If a circumstance which is atrociously wrong in itself makes us indignant, the first thing to do is to drop the resistance of our indignation, and then to do whatever may be within our power to prevent the continuance of such wrong. Many people weaken their powers of service by their own indignation, when, if they would cease their excited resistance, they would see clearly how to remedy the wrong that arouses their antagonism. Action, when accompanied by personal resistance, however effective it may seem, does not begin to have the power that can come from action, without such resistance. As, for instance, when we have to train a child with a perverse will, if we quietly assert what is right to the child, and insist upon obedience without the slightest antagonistic feeling to the child's naughtiness, we accomplish much more toward strengthening the character of the child than if we try to enforce our idea by the use of our personal will, which is filled with resistance toward the child's obstinacy. In the latter case, it is just pitting our will against the will of the child, which is always destructive, however it may appear that we have succeeded in enforcing the child's obedience. The same thing holds true in relation to an older person, with the exception that, with him or her, we cannot even attempt to require obedience. In that case we must,—when it is necessary that we should speak at all,—assert the right without antagonism to what we believe to be their wrong, and without the slightest personal resistance to it.
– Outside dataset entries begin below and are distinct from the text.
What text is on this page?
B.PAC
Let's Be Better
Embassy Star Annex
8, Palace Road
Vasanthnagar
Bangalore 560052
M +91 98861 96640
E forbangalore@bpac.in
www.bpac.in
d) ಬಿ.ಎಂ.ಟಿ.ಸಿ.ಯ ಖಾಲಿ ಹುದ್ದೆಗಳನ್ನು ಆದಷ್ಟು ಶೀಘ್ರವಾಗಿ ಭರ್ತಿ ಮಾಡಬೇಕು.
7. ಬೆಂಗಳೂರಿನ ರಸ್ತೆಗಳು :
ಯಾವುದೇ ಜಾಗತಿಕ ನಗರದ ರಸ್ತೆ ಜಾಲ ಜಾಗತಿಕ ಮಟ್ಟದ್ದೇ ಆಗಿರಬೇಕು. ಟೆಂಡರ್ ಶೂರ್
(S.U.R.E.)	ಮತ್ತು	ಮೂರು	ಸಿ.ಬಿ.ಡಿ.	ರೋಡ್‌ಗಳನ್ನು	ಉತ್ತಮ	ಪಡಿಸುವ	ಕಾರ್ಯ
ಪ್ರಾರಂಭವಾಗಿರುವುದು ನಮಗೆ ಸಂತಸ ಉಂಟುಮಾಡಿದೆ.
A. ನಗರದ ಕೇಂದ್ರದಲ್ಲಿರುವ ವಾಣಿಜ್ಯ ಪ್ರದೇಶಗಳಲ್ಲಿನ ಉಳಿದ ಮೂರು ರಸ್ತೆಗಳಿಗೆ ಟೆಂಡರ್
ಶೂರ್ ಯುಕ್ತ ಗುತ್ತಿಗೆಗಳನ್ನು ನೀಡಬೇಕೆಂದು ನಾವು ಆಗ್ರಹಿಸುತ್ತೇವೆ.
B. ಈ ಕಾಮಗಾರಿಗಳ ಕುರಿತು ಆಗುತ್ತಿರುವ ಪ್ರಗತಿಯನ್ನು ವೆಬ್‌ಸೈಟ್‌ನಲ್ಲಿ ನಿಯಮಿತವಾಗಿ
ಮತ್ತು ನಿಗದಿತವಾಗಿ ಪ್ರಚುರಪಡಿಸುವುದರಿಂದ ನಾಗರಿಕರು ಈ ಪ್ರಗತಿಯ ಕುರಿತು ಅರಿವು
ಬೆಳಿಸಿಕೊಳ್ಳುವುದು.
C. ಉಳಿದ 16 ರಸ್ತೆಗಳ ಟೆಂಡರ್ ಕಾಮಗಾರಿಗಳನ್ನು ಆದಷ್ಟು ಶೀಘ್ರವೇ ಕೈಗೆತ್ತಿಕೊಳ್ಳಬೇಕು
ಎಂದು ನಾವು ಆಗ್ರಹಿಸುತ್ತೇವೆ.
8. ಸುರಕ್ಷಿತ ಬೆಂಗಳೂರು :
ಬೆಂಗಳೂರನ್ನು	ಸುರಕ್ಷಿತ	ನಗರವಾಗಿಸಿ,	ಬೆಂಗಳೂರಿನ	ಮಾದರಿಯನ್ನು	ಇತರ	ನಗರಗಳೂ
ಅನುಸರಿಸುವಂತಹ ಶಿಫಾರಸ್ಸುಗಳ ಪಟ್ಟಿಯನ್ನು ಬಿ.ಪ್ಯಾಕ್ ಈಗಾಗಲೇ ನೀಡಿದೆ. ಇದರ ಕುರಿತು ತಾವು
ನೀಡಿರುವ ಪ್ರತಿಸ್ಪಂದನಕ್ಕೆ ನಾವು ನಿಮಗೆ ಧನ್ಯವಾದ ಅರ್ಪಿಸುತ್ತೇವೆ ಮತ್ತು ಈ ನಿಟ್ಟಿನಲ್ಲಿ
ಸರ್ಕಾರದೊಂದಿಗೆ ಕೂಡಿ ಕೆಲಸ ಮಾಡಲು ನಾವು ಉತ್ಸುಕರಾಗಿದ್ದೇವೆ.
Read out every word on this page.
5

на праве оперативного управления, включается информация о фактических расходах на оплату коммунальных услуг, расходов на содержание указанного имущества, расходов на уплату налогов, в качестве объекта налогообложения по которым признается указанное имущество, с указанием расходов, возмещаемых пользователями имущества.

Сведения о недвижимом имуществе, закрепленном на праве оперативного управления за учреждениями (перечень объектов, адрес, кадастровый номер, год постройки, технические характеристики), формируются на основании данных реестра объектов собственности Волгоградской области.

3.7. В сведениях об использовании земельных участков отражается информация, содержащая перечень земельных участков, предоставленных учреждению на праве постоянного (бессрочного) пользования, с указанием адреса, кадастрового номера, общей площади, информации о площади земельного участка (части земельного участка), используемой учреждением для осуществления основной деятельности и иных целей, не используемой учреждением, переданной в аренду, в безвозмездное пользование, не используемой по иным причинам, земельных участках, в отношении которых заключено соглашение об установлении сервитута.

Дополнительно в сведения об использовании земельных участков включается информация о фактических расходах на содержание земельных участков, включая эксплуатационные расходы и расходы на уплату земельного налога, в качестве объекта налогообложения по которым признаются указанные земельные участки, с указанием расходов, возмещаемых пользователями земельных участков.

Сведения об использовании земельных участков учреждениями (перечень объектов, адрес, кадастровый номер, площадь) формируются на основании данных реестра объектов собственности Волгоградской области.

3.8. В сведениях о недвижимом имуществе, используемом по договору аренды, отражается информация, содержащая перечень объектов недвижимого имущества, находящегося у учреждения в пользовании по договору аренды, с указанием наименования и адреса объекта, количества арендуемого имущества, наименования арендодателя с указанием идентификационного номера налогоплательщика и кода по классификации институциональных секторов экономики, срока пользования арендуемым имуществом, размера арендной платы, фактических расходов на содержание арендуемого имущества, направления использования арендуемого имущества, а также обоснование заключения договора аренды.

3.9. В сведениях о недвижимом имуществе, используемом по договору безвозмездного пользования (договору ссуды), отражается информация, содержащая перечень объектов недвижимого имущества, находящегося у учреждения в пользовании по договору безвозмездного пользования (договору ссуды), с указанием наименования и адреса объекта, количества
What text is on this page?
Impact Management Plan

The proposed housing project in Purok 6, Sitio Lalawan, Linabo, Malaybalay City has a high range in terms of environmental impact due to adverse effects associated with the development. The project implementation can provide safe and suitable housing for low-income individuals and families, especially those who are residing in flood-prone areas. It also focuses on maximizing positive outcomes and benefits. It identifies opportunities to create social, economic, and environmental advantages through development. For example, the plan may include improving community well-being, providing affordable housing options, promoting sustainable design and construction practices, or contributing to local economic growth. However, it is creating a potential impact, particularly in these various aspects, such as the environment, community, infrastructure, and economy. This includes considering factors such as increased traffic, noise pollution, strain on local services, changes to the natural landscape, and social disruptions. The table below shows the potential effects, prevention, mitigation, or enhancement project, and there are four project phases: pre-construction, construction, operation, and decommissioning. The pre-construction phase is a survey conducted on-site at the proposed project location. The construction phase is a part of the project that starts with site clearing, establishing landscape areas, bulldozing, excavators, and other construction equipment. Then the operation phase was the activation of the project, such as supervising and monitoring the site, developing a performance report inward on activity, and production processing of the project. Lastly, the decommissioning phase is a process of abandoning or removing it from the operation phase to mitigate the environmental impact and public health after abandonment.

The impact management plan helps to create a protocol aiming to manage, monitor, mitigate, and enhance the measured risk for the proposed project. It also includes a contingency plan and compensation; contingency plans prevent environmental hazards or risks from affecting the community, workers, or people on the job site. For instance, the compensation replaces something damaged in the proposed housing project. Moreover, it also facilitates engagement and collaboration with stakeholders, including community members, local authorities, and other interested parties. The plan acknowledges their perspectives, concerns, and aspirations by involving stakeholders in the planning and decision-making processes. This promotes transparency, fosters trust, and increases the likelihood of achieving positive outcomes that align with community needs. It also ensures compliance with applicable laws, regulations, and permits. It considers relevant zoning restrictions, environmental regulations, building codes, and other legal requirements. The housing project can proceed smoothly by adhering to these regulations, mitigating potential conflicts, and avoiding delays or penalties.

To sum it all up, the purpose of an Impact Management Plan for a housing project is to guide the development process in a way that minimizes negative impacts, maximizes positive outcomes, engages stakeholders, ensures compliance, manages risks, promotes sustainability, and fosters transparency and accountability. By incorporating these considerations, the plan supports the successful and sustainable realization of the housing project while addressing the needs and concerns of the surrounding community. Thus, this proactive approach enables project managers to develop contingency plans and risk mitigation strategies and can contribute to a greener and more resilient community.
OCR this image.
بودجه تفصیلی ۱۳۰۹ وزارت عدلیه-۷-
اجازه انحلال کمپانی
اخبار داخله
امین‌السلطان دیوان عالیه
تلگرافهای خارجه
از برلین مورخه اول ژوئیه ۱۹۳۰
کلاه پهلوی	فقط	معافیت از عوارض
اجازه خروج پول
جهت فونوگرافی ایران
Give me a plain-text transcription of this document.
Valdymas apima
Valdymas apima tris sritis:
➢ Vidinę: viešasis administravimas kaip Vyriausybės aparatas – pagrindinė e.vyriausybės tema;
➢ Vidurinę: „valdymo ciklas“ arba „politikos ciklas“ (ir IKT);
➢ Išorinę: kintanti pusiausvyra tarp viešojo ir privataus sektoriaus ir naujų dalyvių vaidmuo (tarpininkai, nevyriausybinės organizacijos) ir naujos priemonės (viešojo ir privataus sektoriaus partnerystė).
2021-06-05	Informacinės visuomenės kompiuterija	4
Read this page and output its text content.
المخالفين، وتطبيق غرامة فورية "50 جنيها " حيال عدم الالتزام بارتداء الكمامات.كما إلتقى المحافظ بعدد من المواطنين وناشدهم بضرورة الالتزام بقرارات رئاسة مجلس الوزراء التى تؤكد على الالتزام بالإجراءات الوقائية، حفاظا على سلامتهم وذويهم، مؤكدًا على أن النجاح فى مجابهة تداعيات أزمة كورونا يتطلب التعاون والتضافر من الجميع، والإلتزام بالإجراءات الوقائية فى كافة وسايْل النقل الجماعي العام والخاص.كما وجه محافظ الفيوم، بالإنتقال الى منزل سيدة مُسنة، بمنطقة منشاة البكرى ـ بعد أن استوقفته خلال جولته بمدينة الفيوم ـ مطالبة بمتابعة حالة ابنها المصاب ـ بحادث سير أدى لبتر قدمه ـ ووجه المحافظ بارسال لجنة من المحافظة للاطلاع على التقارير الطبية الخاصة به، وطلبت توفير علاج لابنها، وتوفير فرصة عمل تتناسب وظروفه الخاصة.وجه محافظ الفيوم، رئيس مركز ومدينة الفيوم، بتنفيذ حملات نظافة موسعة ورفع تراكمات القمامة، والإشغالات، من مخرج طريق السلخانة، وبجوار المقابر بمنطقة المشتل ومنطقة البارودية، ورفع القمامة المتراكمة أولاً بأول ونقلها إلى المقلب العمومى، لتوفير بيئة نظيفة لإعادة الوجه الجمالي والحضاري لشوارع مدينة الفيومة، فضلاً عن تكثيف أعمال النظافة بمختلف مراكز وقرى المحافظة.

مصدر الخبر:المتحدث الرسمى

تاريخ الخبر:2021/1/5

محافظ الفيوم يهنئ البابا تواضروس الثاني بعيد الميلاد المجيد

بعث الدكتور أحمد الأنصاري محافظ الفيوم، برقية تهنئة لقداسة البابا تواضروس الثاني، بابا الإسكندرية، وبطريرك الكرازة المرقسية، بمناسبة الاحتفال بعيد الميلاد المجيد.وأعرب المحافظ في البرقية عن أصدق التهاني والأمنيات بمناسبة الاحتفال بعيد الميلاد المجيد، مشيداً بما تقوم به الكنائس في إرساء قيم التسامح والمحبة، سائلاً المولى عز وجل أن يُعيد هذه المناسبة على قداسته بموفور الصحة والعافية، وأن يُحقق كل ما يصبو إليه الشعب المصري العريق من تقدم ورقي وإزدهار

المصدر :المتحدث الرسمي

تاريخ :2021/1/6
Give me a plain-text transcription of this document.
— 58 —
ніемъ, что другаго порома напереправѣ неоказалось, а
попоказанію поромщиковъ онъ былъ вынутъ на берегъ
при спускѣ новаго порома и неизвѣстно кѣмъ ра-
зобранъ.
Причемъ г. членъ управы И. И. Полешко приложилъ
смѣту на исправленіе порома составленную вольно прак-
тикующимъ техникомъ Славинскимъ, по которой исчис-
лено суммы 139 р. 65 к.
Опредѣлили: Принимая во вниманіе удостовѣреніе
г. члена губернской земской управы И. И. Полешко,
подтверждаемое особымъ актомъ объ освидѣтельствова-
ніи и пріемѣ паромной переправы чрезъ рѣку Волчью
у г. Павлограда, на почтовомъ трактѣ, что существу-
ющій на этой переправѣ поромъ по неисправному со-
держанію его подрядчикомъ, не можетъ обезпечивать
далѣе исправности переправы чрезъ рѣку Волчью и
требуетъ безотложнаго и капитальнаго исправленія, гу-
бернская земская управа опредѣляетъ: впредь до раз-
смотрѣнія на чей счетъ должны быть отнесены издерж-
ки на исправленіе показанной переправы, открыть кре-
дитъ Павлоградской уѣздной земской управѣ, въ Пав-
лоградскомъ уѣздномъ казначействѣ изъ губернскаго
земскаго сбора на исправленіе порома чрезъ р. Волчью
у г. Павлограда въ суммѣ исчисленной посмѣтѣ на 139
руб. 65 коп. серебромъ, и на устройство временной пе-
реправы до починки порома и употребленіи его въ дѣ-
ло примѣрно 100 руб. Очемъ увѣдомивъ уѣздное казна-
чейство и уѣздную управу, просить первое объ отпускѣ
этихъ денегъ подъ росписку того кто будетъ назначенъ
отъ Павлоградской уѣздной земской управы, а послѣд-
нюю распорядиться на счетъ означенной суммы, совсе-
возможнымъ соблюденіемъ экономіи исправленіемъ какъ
If we follow this course, in most cases our friend will come to the right point of view,—sometimes the result seems almost miraculous,—or, as is often the case, we, because we are wholesomely open-minded, will recognize any mistake in our own point of view, and will gladly modify it to agree with that of our friend.
The trouble is that very few of us feel like working to remedy a wrong merely for the sake of the right, and therefore we must have an impetus of personal feeling to carry us on toward the work of reformation. If we could once be strongly started in obedience to the law from love of the law itself, we should find in that impersonal love a clear light and power for effective action both in the larger and in the smaller questions of life.
There is a popular cry against introspection and an insistence that it is necessarily morbid, which works in direct opposition to true self-control. Introspection for its own sake is self-centred and morbid, but we might as well assert that it is right to have dirty hands so long as we wear gloves, and that it is morbid to want to be sure that our hands are clean under our gloves, as to assert that introspection for the sake of our true spiritual freedom is morbid. If I cannot look at my selfish motives, how am I going to get free from them? It is my selfish motives that prevent true self-control. It is my selfish motives that prompt me to the false control of repression, which is counterfeit and for the sake of appearances alone. We must see these motives, recognize and turn away from them, in order to control ourselves interiorly into line with law. We cannot possibly see them unless we look for them. If we look into ourselves for the sake of freedom, for the sake of our greater power for use, for the sake of our true self-control, what can be more wholesome or what can lead us to a more healthy habit of looking out from ourselves into the lives and interests of others? The farther we get established in motives that are truly unselfish, the sooner we shall get out of our own light, and the wider our horizon will be; and the wider our horizon, the greater our power for use.